The ASEM paper calls on member states to review their positions on a new convention 

ASEM-logoThe paper prepared for the informal seminar on the human rights of older persons stresses that ageing policies should be based in the existing human rights framework and that older persons must be seen as the holders of rights and active agents in the conduct of their lives, not the recipients of charity or welfare or having decisions made for them. The paper also notes how ageism is a widespread, deeply embedded, and accepted form of discrimination in our societies. It is both a reflection of and contributor to inequality and discrimination against older persons on the basis of their older age.  The paper also explores the challenges of defining who is an ‘older person’ or when ‘older age’ begins, noting that the significance of age is largely socially constructed, that persons in the later stages of life are enormously diverse and experience ageing differently, and that different criteria for determining ‘older age’ or ‘older persons’ need to be applied in different contexts and need to have regard to this diversity and the fact that particular groups of older persons may face intersectional discrimination.
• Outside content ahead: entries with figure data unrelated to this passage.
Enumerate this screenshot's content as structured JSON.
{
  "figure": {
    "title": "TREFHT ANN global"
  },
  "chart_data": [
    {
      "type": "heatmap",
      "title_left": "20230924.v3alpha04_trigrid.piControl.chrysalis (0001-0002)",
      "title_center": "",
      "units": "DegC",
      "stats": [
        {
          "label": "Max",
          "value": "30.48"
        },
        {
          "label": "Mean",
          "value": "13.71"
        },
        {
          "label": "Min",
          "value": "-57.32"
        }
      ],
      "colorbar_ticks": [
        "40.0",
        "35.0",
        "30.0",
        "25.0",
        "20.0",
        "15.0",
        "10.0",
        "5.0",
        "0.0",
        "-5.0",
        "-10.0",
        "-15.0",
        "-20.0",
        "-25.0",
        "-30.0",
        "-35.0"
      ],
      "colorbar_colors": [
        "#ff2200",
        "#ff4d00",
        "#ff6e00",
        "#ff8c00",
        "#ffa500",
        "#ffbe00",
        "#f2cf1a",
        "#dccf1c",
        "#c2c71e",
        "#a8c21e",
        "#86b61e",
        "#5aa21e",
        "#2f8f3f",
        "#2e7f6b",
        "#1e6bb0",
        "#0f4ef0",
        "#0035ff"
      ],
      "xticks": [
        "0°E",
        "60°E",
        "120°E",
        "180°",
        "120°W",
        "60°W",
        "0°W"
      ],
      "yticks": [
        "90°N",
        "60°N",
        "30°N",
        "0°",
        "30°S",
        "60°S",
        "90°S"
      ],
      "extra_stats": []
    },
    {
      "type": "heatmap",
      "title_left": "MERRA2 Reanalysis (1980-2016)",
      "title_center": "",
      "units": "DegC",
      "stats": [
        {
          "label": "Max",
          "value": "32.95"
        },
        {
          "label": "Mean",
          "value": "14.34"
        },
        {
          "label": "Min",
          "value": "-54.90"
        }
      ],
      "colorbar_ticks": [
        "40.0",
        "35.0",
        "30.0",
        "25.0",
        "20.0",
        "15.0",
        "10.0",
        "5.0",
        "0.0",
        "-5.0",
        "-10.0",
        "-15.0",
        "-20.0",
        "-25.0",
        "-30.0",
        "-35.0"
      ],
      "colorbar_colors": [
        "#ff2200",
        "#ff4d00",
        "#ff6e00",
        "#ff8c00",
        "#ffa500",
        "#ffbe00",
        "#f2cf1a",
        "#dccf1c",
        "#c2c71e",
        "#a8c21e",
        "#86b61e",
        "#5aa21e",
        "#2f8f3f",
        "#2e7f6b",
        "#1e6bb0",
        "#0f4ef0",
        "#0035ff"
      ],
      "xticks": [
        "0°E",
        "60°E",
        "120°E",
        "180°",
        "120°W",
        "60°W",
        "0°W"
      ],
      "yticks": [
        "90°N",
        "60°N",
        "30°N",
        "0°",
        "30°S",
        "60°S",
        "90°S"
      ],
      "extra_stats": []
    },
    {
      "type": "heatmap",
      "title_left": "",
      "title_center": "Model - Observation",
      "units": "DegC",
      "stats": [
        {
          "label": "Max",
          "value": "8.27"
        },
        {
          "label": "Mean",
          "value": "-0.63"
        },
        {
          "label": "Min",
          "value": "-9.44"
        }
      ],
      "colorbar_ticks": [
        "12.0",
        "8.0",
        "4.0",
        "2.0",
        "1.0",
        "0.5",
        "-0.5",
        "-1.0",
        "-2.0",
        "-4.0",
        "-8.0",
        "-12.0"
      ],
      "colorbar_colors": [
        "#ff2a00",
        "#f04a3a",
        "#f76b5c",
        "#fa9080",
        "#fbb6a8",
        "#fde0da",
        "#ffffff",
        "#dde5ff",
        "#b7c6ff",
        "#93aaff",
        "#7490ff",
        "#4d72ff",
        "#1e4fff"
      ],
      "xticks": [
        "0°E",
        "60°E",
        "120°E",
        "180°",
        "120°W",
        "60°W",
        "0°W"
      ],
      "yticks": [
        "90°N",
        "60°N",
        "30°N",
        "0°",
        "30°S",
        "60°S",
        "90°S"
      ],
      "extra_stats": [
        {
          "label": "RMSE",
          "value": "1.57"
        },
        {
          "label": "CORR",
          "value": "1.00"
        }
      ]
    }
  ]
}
This paper also highlights that the types of violations suffered by older persons are not particularly visible in the international human rights system. 

This report then makes the several recommendations, including the following: 

  • Governments should review their position on the desirability of a new United Nations convention on human rights in older age, consulting closely with national human rights institutions, and organisations of older persons, experts and other interested parties at the national level;  
  • explore ways of making better use of existing international, regional and national norms and frameworks to improve the enjoyment by older persons on their human rights; 
  • ensure that older persons and their representative organisations are consulted about and participate in policy-making of all kinds.  

The main outcomes of the discussions are gathered in Key Messages which was shared with all 53 ASEM Partners after the Seminar.